The line, which began forming several days before, stretched for several blocks. When the doors finally opened, people pushed and shoved one another and fights broke out in several locations. Why? So that they could be the first to own a PlayStation 3, or perhaps resell it on EBay for a vastly inflated price.
As I recently listened to a sermon on 2 Corinthians 8:9, I couldn’t help but think of the contrast between our desire to possess more and our Lord’s willingness to become poor for our sake.
The word “poor” means to be “poor as a beggar, to become indigent and destitute.”
He who enjoyed the richness of the presence of His Father and the joy of the full use of His divine attributes, laid it all aside and became, by contrast, incredibly poor. According to Hodge, “He so far laid aside the glory of his divine majesty, that he was to all appearance a man, and even a servant, so that men refused to recognize him as God, but despised, persecuted, and at last crucified him, as a man.”
This season reminds us of His willingness to become poor, as we consider the truly humble circumstances of His birth. He who deserved to be lavished with all the attention and care humanity could muster was instead forced to enter this world in a cattle stall. Yet, not really forced, but instead choosing to relinquish all rights and privileges He was entitled to enjoy. Why would He become so poor, doing something so contrary to our grasping for more? Paul makes it clear that it was for our sake. Motivated solely by His grace, He wished that you and I might become rich.
The word “rich” means “abounding, abundantly supplied.” He wished for us not to be rich in material things but rich in our reconciliation with God and our position in Him. He desired that we might experience His true riches, so He laid them aside, came to the poorest of countries, was born as the poorest of poor, and eventually was hung on a cross, all for our benefit and the glory of His Father. Now, once again, He is rich in His glory and we are rich in Him if we have placed our faith in Him.
Of course, that passage of Scripture is in the context of an appeal by Paul to the Corinthians to give to a collection for the saints in Jerusalem. He mentions the Macedonians who not only gave but also gave “beyond their ability” (2 Cor. 8:3) and further “first gave themselves to the Lord” (2 Cor. 8:5).

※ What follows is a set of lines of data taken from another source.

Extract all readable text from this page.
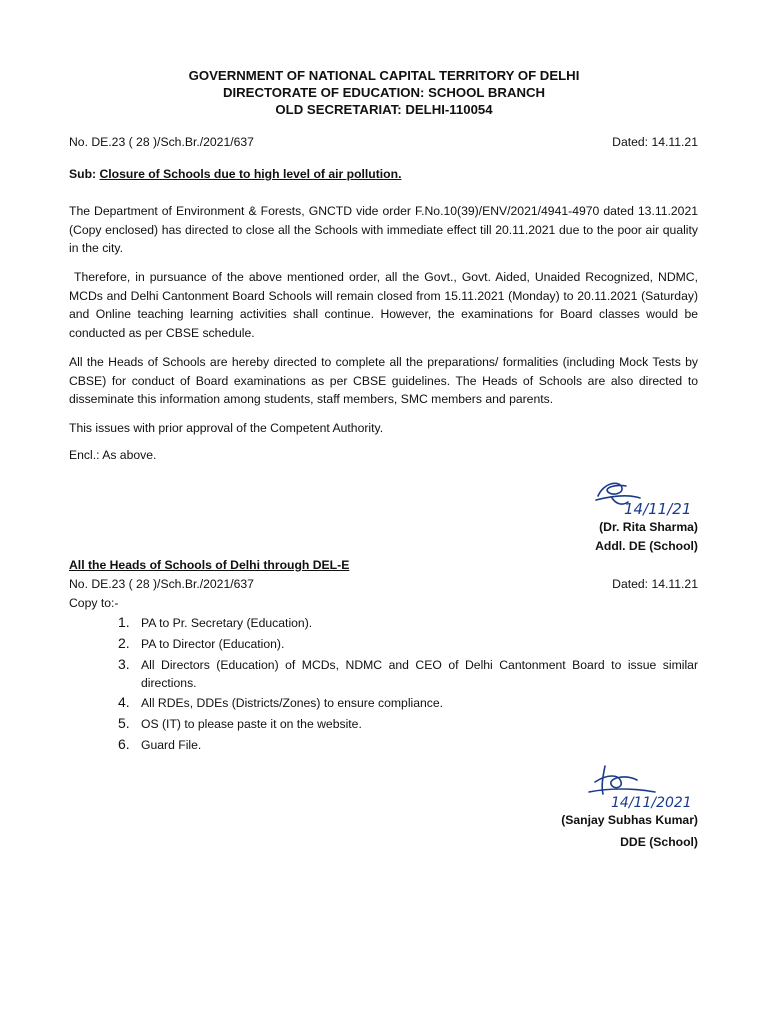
GOVERNMENT OF NATIONAL CAPITAL TERRITORY OF DELHI
DIRECTORATE OF EDUCATION: SCHOOL BRANCH
OLD SECRETARIAT: DELHI-110054
No. DE.23 ( 28 )/Sch.Br./2021/637	Dated: 14.11.21
Sub: Closure of Schools due to high level of air pollution.

The Department of Environment & Forests, GNCTD vide order F.No.10(39)/ENV/2021/4941-4970 dated 13.11.2021 (Copy enclosed) has directed to close all the Schools with immediate effect till 20.11.2021 due to the poor air quality in the city.

Therefore, in pursuance of the above mentioned order, all the Govt., Govt. Aided, Unaided Recognized, NDMC, MCDs and Delhi Cantonment Board Schools will remain closed from 15.11.2021 (Monday) to 20.11.2021 (Saturday) and Online teaching learning activities shall continue. However, the examinations for Board classes would be conducted as per CBSE schedule.

All the Heads of Schools are hereby directed to complete all the preparations/ formalities (including Mock Tests by CBSE) for conduct of Board examinations as per CBSE guidelines. The Heads of Schools are also directed to disseminate this information among students, staff members, SMC members and parents.

This issues with prior approval of the Competent Authority.
Encl.: As above.
14/11/21
(Dr. Rita Sharma)
Addl. DE (School)
All the Heads of Schools of Delhi through DEL-E
No. DE.23 ( 28 )/Sch.Br./2021/637	Dated: 14.11.21
Copy to:-
1. PA to Pr. Secretary (Education).
2. PA to Director (Education).
3. All Directors (Education) of MCDs, NDMC and CEO of Delhi Cantonment Board to issue similar directions.
4. All RDEs, DDEs (Districts/Zones) to ensure compliance.
5. OS (IT) to please paste it on the website.
6. Guard File.
14/11/2021
(Sanjay Subhas Kumar)
DDE (School)
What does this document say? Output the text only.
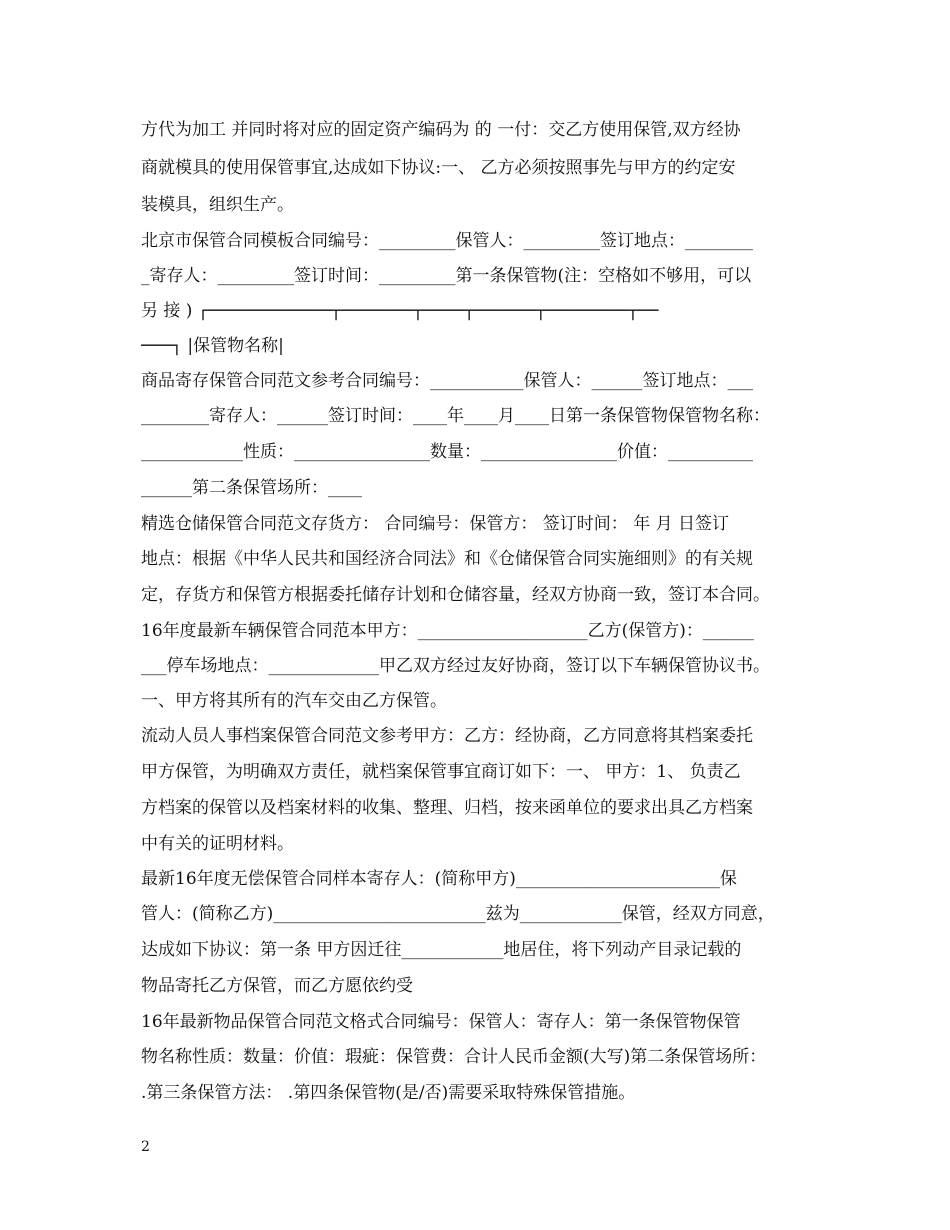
方代为加工 并同时将对应的固定资产编码为 的 一付：交乙方使用保管,双方经协
商就模具的使用保管事宜,达成如下协议:一、 乙方必须按照事先与甲方的约定安
装模具，组织生产。
北京市保管合同模板合同编号：_________保管人：_________签订地点：________
_寄存人：_________签订时间：_________第一条保管物(注：空格如不够用，可以
另 接 ) ┌────────────┬───────┬────┬──────┬────────┬──
───┐ |保管物名称|
商品寄存保管合同范文参考合同编号：___________保管人：______签订地点：___
________寄存人：______签订时间：____年____月____日第一条保管物保管物名称：
____________性质：________________数量：________________价值：__________
______第二条保管场所：____
精选仓储保管合同范文存货方： 合同编号：保管方： 签订时间： 年 月 日签订
地点：根据《中华人民共和国经济合同法》和《仓储保管合同实施细则》的有关规
定，存货方和保管方根据委托储存计划和仓储容量，经双方协商一致，签订本合同。
16年度最新车辆保管合同范本甲方：____________________乙方(保管方)：______
___停车场地点：_____________甲乙双方经过友好协商，签订以下车辆保管协议书。
一、甲方将其所有的汽车交由乙方保管。
流动人员人事档案保管合同范文参考甲方：乙方：经协商，乙方同意将其档案委托
甲方保管，为明确双方责任，就档案保管事宜商订如下：一、 甲方：1、 负责乙
方档案的保管以及档案材料的收集、整理、归档，按来函单位的要求出具乙方档案
中有关的证明材料。
最新16年度无偿保管合同样本寄存人：(简称甲方)________________________保
管人：(简称乙方)_________________________兹为____________保管，经双方同意，
达成如下协议：第一条 甲方因迁往____________地居住，将下列动产目录记载的
物品寄托乙方保管，而乙方愿依约受
16年最新物品保管合同范文格式合同编号：保管人：寄存人：第一条保管物保管
物名称性质：数量：价值：瑕疵：保管费：合计人民币金额(大写)第二条保管场所：
.第三条保管方法： .第四条保管物(是/否)需要采取特殊保管措施。
2
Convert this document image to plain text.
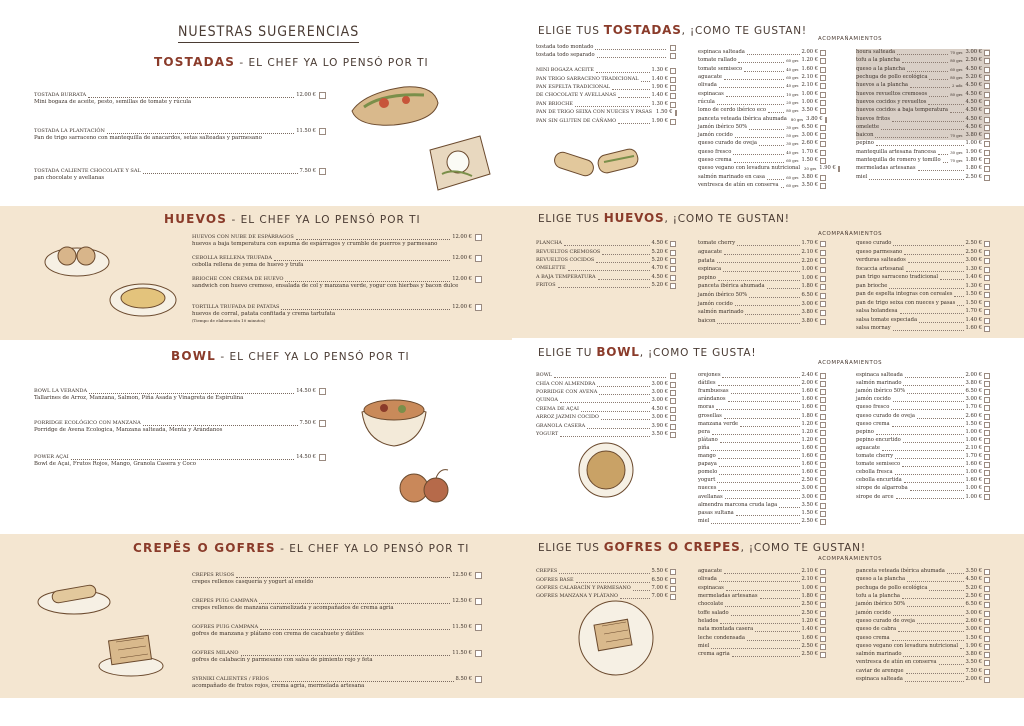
NUESTRAS SUGERENCIAS
TOSTADAS - EL CHEF YA LO PENSÓ POR TI
HUEVOS - EL CHEF YA LO PENSÓ POR TI
BOWL - EL CHEF YA LO PENSÓ POR TI
CREPÊS O GOFRES - EL CHEF YA LO PENSÓ POR TI
TOSTADA BURRATA	12.00 €
Mini bogaza de aceite, pesto, semillas de tomate y rúcula
TOSTADA LA PLANTACIÓN	11.50 €
Pan de trigo sarraceno con mantequilla de anacardos, setas salteadas y parmesano
TOSTADA CALIENTE CHOCOLATE Y SAL	7.50 €
pan chocolate y avellanas
HUEVOS CON NUBE DE ESPÁRRAGOS	12.00 €
huevos a baja temperatura con espuma de espárragos y crumble de puerros y parmesano
CEBOLLA RELLENA TRUFADA	12.00 €
cebolla rellena de yema de huevo y trufa
BRIOCHE CON CREMA DE HUEVO	12.00 €
sandwich con huevo cremoso, ensalada de col y manzana verde, yogur con hierbas y bacon dulce
TORTILLA TRUFADA DE PATATAS	12.00 €
huevos de corral, patata confitada y crema tartufata
(Tiempo de elaboración 10 minutos)
BOWL LA VERANDA	14.50 €
Tallarines de Arroz, Manzana, Salmon, Piña Asada y Vinagreta de Espirulina
PORRIDGE ECOLÓGICO CON MANZANA	7.50 €
Porridge de Avena Ecologica, Manzana salteada, Menta y Arándanos
POWER AÇAI	14.50 €
Bowl de Açai, Frutos Rojos, Mango, Granola Casera y Coco
CREPES RUSOS	12.50 €
crepes rellenos casquería y yogurt al eneldo
CREPES PUIG CAMPANA	12.50 €
crepes rellenos de manzana caramelizada y acompañados de crema agria
GOFRES PUIG CAMPANA	11.50 €
gofres de manzana y plátano con crema de cacahuete y dátiles
GOFRES MILANO	11.50 €
gofres de calabacín y parmesano con salsa de pimiento rojo y feta
SYRNIKI CALIENTES / FRÍOS	8.50 €
acompañado de frutos rojos, crema agria, mermelada artesana
ELIGE TUS TOSTADAS, ¡COMO TE GUSTAN!
ACOMPAÑAMIENTOS
ELIGE TUS HUEVOS, ¡COMO TE GUSTAN!
ACOMPAÑAMIENTOS
ELIGE TU BOWL, ¡COMO TE GUSTA!
ACOMPAÑAMIENTOS
ELIGE TUS GOFRES O CREPES, ¡COMO TE GUSTAN!
ACOMPAÑAMIENTOS
tostada todo montado
tostada todo separado
MINI BOGAZA ACEITE	1.30 €
PAN TRIGO SARRACENO TRADICIONAL 1.40 €
PAN ESPELTA TRADICIONAL	1.90 €
DE CHOCOLATE Y AVELLANAS	1.40 €
PAN BRIOCHE	1.30 €
PAN DE TRIGO SEIXA CON NUECES Y PASAS 1.50 €
PAN SIN GLUTEN DE CÁÑAMO	1.90 €
espinaca salteada	2.00 €
tomate rallado	60 grs 1.20 €
tomate semiseco	40 grs 1.60 €
aguacate	60 grs 2.10 €
olivada	40 grs 2.10 €
espinacas	10 grs 1.00 €
rúcula	20 grs 1.00 €
lomo de cerdo ibérico eco	80 grs 3.50 €
panceta veteada ibérica ahumada 80 grs 3.80 €
jamón ibérico 50%	30 grs 6.50 €
jamón cocido	50 grs 3.00 €
queso curado de oveja	30 grs 2.60 €
queso fresco	40 grs 1.70 €
queso crema	60 grs 1.50 €
queso vegano con levadura nutricional 30 grs 1.90 €
salmón marinado en casa	60 grs 3.80 €
ventresca de atún en conserva 60 grs 3.50 €
houra salteada	70 grs 3.00 €
tofu a la plancha	80 grs 2.50 €
queso a la plancha	60 grs 4.50 €
pechuga de pollo ecológica	80 grs 5.20 €
huevos a la plancha	2 uds 4.50 €
huevos revueltos cremosos	80 grs 4.50 €
huevos cocidos y revueltos	4.50 €
huevos cocidos a baja temperatura	4.50 €
huevos fritos	4.50 €
omelette	4.50 €
baicon	70 grs 3.80 €
pepino	1.00 €
mantequilla artesana francesa	30 grs 1.90 €
mantequilla de romero y tomillo	70 grs 1.80 €
mermeladas artesanas	1.80 €
miel	2.50 €
PLANCHA	4.50 €
REVUELTOS CREMOSOS	5.20 €
REVUELTOS COCIDOS	5.20 €
OMELETTE	4.70 €
A BAJA TEMPERATURA	4.50 €
FRITOS	5.20 €
tomate cherry	1.70 €
aguacate	2.10 €
patata	2.20 €
espinaca	1.00 €
pepino	1.00 €
panceta ibérica ahumada	1.80 €
jamón ibérico 50%	6.50 €
jamón cocido	3.00 €
salmón marinado	3.80 €
baicon	3.80 €
queso curado	2.50 €
queso parmesano	2.50 €
verduras salteados	3.00 €
focaccia artesanal	1.30 €
pan trigo sarraceno tradicional	1.40 €
pan brioche	1.30 €
pan de espelta integras con cereales	1.50 €
pan de trigo seixa con nueces y pasas 1.50 €
salsa holandesa	1.70 €
salsa tomate especiada	1.40 €
salsa mornay	1.60 €
BOWL
CHÍA CON ALMENDRA	3.00 €
PORRIDGE CON AVENA	3.00 €
QUINOA	3.00 €
CREMA DE AÇAI	4.50 €
ARROZ JAZMIN COCIDO	3.00 €
GRANOLA CASERA	3.90 €
YOGURT	3.50 €
orejones	2.40 €
dátiles	2.00 €
frambuesas	1.60 €
arándanos	1.60 €
moras	1.60 €
grosellas	1.80 €
manzana verde	1.20 €
pera	1.20 €
plátano	1.20 €
piña	1.60 €
mango	1.60 €
papaya	1.60 €
pomelo	1.60 €
yogurt	2.50 €
nueces	3.00 €
avellanas	3.00 €
almendra marcona cruda laga	3.50 €
pasas sultana	1.50 €
miel	2.50 €
espinaca salteada	2.00 €
salmón marinado	3.80 €
jamón ibérico 50%	6.50 €
jamón cocido	3.00 €
queso fresco	1.70 €
queso curado de oveja	2.60 €
queso crema	1.50 €
pepino	1.00 €
pepino encurtido	1.00 €
aguacate	2.10 €
tomate cherry	1.70 €
tomate semiseco	1.60 €
cebolla fresca	1.00 €
cebolla encurtida	1.60 €
sirope de algarroba	1.00 €
sirope de arce	1.00 €
CREPES	5.50 €
GOFRES BASE	6.50 €
GOFRES CALABACÍN Y PARMESANO	7.00 €
GOFRES MANZANA Y PLÁTANO	7.00 €
aguacate	2.10 €
olivada	2.10 €
espinacas	1.00 €
mermeladas artesanas	1.80 €
chocolate	2.50 €
toffe salado	2.50 €
helados	1.20 €
nata montada casera	1.40 €
leche condensada	1.60 €
miel	2.50 €
crema agria	2.50 €
panceta veteada ibérica ahumada	3.50 €
queso a la plancha	4.50 €
pechuga de pollo ecológica	5.20 €
tofu a la plancha	2.50 €
jamón ibérico 50%	6.50 €
jamón cocido	3.00 €
queso curado de oveja	2.60 €
queso de cabra	3.00 €
queso crema	1.50 €
queso vegano con levadura nutricional 1.90 €
salmón marinado	3.80 €
ventresca de atún en conserva	3.50 €
caviar de arenque	7.50 €
espinaca salteada	2.00 €
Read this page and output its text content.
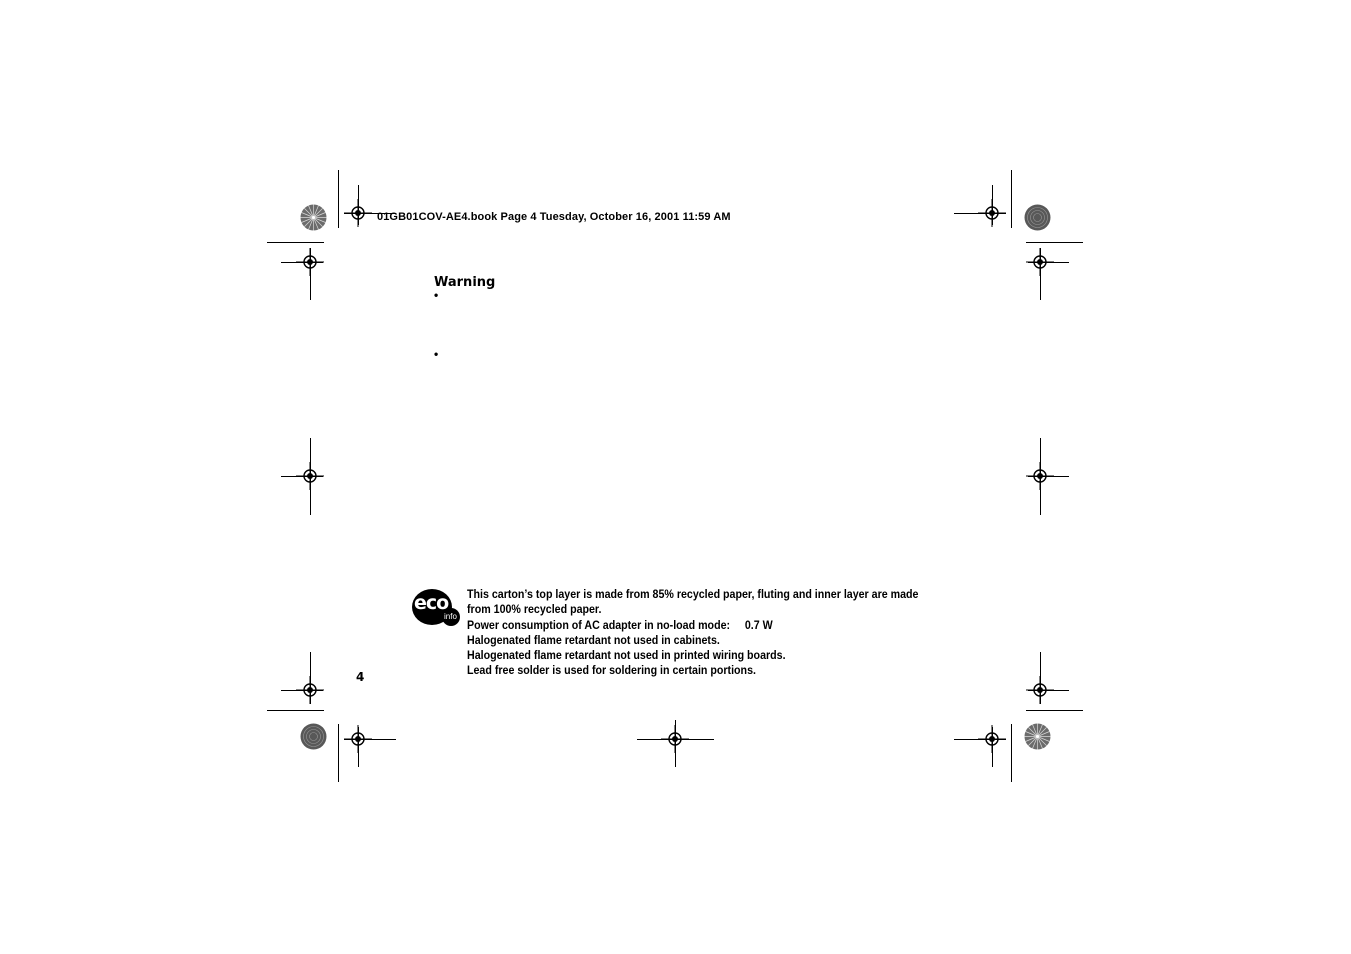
01GB01COV-AE4.book Page 4 Tuesday, October 16, 2001 11:59 AM
Warning
•
•
eco
info
This carton’s top layer is made from 85% recycled paper, fluting and inner layer are made
from 100% recycled paper.
Power consumption of AC adapter in no-load mode:     0.7 W
Halogenated flame retardant not used in cabinets.
Halogenated flame retardant not used in printed wiring boards.
Lead free solder is used for soldering in certain portions.
4
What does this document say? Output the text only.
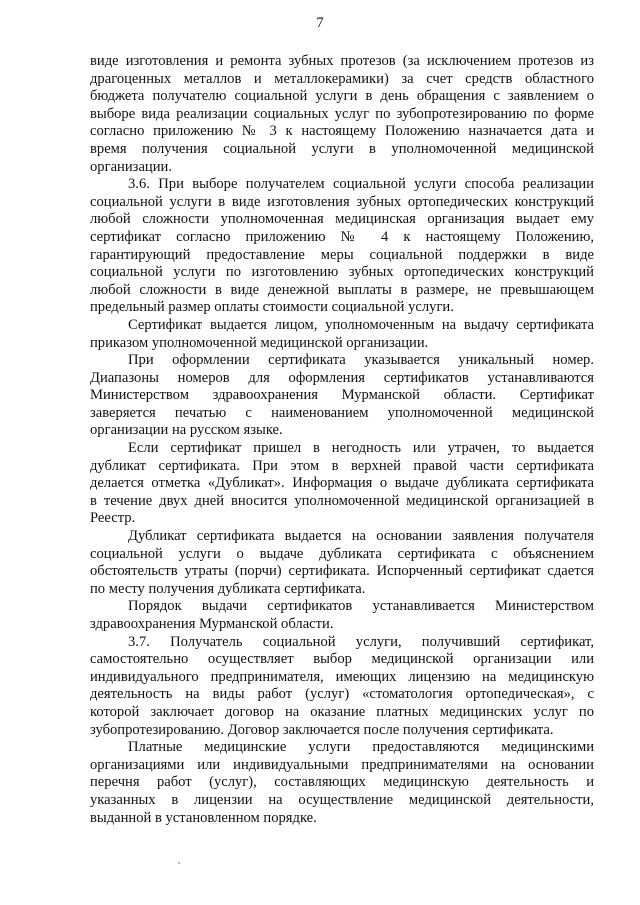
7
виде изготовления и ремонта зубных протезов (за исключением протезов из
драгоценных металлов и металлокерамики) за счет средств областного
бюджета получателю социальной услуги в день обращения с заявлением о
выборе вида реализации социальных услуг по зубопротезированию по форме
согласно приложению № 3 к настоящему Положению назначается дата и
время получения социальной услуги в уполномоченной медицинской
организации.
3.6. При выборе получателем социальной услуги способа реализации
социальной услуги в виде изготовления зубных ортопедических конструкций
любой сложности уполномоченная медицинская организация выдает ему
сертификат согласно приложению № 4 к настоящему Положению,
гарантирующий предоставление меры социальной поддержки в виде
социальной услуги по изготовлению зубных ортопедических конструкций
любой сложности в виде денежной выплаты в размере, не превышающем
предельный размер оплаты стоимости социальной услуги.
Сертификат выдается лицом, уполномоченным на выдачу сертификата
приказом уполномоченной медицинской организации.
При оформлении сертификата указывается уникальный номер.
Диапазоны номеров для оформления сертификатов устанавливаются
Министерством здравоохранения Мурманской области. Сертификат
заверяется печатью с наименованием уполномоченной медицинской
организации на русском языке.
Если сертификат пришел в негодность или утрачен, то выдается
дубликат сертификата. При этом в верхней правой части сертификата
делается отметка «Дубликат». Информация о выдаче дубликата сертификата
в течение двух дней вносится уполномоченной медицинской организацией в
Реестр.
Дубликат сертификата выдается на основании заявления получателя
социальной услуги о выдаче дубликата сертификата с объяснением
обстоятельств утраты (порчи) сертификата. Испорченный сертификат сдается
по месту получения дубликата сертификата.
Порядок выдачи сертификатов устанавливается Министерством
здравоохранения Мурманской области.
3.7. Получатель социальной услуги, получивший сертификат,
самостоятельно осуществляет выбор медицинской организации или
индивидуального предпринимателя, имеющих лицензию на медицинскую
деятельность на виды работ (услуг) «стоматология ортопедическая», с
которой заключает договор на оказание платных медицинских услуг по
зубопротезированию. Договор заключается после получения сертификата.
Платные медицинские услуги предоставляются медицинскими
организациями или индивидуальными предпринимателями на основании
перечня работ (услуг), составляющих медицинскую деятельность и
указанных в лицензии на осуществление медицинской деятельности,
выданной в установленном порядке.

Paul challenges the Corinthians to give in the spirit of the Macedonians and to give ever mindful of the supreme giving of our Lord Jesus Christ. When I read Paul’s description of the Macedonians, I think of the Village Missionaries who serve so faithfully, many in very small, rural communities. They have given themselves to the Lord and have served faithfully and with supreme dedication to the cause of Christ. They could have chosen a life of ease and comfort but instead chose to become a part of a ministry that often sends its missionaries to unremembered, out-of-the-way places.
I also think of the financial partners that have chosen to invest your resources in this ministry. Just as Paul commended the Macedonians, I commend you for your willingness to do so. I am deeply grateful for the privilege of having you as a partner in this ministry. Thank you so much for your giving to Village Missions that ensures that communities across this country and Canada will learn of the Christ of Christmas and the Christ of Calvary! My prayer this Christmas is that we all may know in a deeper, richer way the true riches we have in Christ and know what it took to have them.
May we be willing, if necessary, to surrender false riches so that others may find true riches in Christ.